Passionfruit vines are pretty much an Australian backyard tradition. The vines grow well in our climate (there are different varieties for the different climates of the country: black passionfruit for the Southern states, Banana and Red or Panama passionfruit for the tropics). They suffer few pest problems, and require little attention. When plants are healthy, they are prolific. The flowers are beautiful. The plant is attractive. And, the fruit is delicious. I don’t know many people that don’t enjoy fresh passionfruit spooned over a pavlova or some ice cream in the Summer.
I said they require little attention, but they do require some. Firstly, they are not long-lived plants. A passionfruit vine will live and produce well for about seven years. Thereafter, the productivity will reduce and it is best to replace the vine. They are also hungry plants, requiring a good quality feed regularly. My mother swears by banana peels under the passionfruit vine to give it a good shot of potassium. I don’t know whether this works, but I do it (my mother is an excellent gardener, so I usually follow her advice). However, I don’t do what her mother did, and bury a lamb’s liver under it. For one thing, ew. For another, we have a dog over the road and I am pretty sure that Hairy Maclairy would sniff out a liver buried under the passionfruit.
Passionfruit also require a haircut now and then. Ours was looking very straggly and sad, and last season’s crop was far less productive than previous years’.
You can see all the dead wood underneath, and the growth that is there is yellowing and just not happy. I have actually left it a bit late to prune the poor thing, but I have decided to sacrifice a crop this year to build a healthier plant and a good crop next year.

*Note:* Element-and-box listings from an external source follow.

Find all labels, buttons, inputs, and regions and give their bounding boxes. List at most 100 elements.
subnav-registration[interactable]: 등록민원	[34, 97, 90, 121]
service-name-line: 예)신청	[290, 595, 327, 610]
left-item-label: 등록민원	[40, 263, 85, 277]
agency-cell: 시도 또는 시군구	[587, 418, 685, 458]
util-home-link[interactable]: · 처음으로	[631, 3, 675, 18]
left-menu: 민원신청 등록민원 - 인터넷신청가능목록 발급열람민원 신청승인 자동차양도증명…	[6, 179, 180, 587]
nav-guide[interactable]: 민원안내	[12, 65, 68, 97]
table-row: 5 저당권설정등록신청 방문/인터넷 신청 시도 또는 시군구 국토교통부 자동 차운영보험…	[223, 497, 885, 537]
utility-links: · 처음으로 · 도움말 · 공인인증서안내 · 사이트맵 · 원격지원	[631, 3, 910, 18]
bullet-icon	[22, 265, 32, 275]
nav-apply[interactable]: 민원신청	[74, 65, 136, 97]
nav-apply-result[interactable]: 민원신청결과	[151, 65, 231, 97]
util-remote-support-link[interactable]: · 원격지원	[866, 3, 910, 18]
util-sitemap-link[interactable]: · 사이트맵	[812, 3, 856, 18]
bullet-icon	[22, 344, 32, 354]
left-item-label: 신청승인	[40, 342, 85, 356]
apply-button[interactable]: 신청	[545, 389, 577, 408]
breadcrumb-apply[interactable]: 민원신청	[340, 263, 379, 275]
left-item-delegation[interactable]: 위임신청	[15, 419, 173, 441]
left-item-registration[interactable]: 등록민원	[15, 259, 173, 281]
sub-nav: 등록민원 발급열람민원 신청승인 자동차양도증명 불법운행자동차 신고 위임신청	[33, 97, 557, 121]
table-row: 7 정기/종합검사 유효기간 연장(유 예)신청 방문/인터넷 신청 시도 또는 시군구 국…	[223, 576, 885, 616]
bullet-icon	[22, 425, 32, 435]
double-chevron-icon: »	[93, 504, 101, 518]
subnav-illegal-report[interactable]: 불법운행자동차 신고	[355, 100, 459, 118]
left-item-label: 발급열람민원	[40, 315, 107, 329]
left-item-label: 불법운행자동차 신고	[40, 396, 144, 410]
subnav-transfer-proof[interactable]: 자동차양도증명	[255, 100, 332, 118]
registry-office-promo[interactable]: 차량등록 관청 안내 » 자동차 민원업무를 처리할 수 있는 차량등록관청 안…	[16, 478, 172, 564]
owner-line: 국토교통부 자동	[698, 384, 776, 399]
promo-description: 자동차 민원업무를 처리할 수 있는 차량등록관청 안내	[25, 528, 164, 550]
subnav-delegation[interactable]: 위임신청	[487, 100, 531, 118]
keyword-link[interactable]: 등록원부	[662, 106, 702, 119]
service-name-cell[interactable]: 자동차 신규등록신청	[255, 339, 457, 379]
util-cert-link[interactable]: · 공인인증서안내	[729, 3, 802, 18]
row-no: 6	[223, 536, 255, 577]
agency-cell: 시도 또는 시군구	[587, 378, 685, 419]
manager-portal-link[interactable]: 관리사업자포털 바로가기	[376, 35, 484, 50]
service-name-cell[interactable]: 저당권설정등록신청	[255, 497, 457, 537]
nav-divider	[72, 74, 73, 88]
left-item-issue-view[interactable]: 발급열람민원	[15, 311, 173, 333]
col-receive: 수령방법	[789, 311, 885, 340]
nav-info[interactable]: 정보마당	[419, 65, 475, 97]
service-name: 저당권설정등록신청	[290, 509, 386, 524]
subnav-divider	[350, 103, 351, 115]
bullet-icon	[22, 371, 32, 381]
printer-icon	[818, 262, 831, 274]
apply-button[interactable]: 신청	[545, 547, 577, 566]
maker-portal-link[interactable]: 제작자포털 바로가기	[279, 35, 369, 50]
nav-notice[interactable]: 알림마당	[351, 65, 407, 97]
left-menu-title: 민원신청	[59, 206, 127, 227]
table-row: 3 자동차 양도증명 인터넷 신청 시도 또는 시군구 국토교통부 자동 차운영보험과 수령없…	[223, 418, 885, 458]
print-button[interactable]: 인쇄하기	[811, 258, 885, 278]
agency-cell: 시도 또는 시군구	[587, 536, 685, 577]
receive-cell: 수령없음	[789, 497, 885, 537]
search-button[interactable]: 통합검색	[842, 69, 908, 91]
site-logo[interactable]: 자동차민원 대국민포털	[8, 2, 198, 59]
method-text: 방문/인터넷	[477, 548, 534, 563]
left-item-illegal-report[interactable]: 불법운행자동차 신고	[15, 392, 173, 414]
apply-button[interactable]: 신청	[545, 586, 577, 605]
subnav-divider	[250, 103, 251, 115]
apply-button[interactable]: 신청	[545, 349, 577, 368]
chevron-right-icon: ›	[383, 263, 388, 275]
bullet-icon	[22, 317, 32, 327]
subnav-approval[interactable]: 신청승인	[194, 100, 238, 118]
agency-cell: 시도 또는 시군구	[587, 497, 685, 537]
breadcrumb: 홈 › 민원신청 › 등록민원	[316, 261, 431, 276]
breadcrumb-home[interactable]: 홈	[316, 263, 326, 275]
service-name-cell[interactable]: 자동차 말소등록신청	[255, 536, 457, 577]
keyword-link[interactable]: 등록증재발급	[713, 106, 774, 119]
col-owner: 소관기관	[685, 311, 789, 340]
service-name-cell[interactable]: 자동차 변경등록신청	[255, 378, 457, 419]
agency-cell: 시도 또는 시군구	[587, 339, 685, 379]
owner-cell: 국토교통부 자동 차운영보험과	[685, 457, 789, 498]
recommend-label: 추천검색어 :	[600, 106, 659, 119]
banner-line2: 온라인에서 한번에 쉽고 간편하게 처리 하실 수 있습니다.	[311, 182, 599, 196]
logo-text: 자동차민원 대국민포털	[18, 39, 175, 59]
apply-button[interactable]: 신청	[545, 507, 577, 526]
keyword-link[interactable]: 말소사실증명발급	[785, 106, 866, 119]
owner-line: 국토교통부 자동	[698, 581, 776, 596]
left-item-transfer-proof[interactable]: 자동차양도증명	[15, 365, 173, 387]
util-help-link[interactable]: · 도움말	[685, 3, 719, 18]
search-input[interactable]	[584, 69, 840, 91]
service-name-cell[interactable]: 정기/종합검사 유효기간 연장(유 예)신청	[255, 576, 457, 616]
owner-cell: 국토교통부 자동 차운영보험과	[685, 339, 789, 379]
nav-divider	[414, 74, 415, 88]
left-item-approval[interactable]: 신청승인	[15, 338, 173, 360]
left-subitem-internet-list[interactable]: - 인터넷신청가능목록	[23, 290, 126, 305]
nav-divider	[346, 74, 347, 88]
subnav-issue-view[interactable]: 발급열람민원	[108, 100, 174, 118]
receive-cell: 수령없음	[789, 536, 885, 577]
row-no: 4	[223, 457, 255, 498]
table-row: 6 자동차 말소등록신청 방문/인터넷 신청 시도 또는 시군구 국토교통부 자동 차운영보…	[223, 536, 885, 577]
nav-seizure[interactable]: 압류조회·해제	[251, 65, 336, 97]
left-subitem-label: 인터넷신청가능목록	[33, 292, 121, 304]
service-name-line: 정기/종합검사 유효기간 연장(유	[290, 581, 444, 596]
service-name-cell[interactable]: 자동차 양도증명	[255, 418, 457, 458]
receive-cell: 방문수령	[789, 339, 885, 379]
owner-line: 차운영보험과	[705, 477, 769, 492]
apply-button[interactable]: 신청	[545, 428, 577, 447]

I started quite carefully, trying just to remove the dead wood underneath and keep as much of the foliage on top as I could.
I name many of my plants (yeah well what’s your weird trait?). This plant is named Odette. I love her very much and I am sorry I failed her in this regard. But even with a radical buzz cut, I have to say she looks better than she did before.
I rewarded her with a big feed of pelletised chicken manure and half a bag of sheep manure. If I expected her to produce fruit and flowers this year, I might also have added some potash, but all I expect from her this year is to put on lots of new foliage. The chicken and sheep manure will help her to do that. She is now having a big drink to help the feed soak in.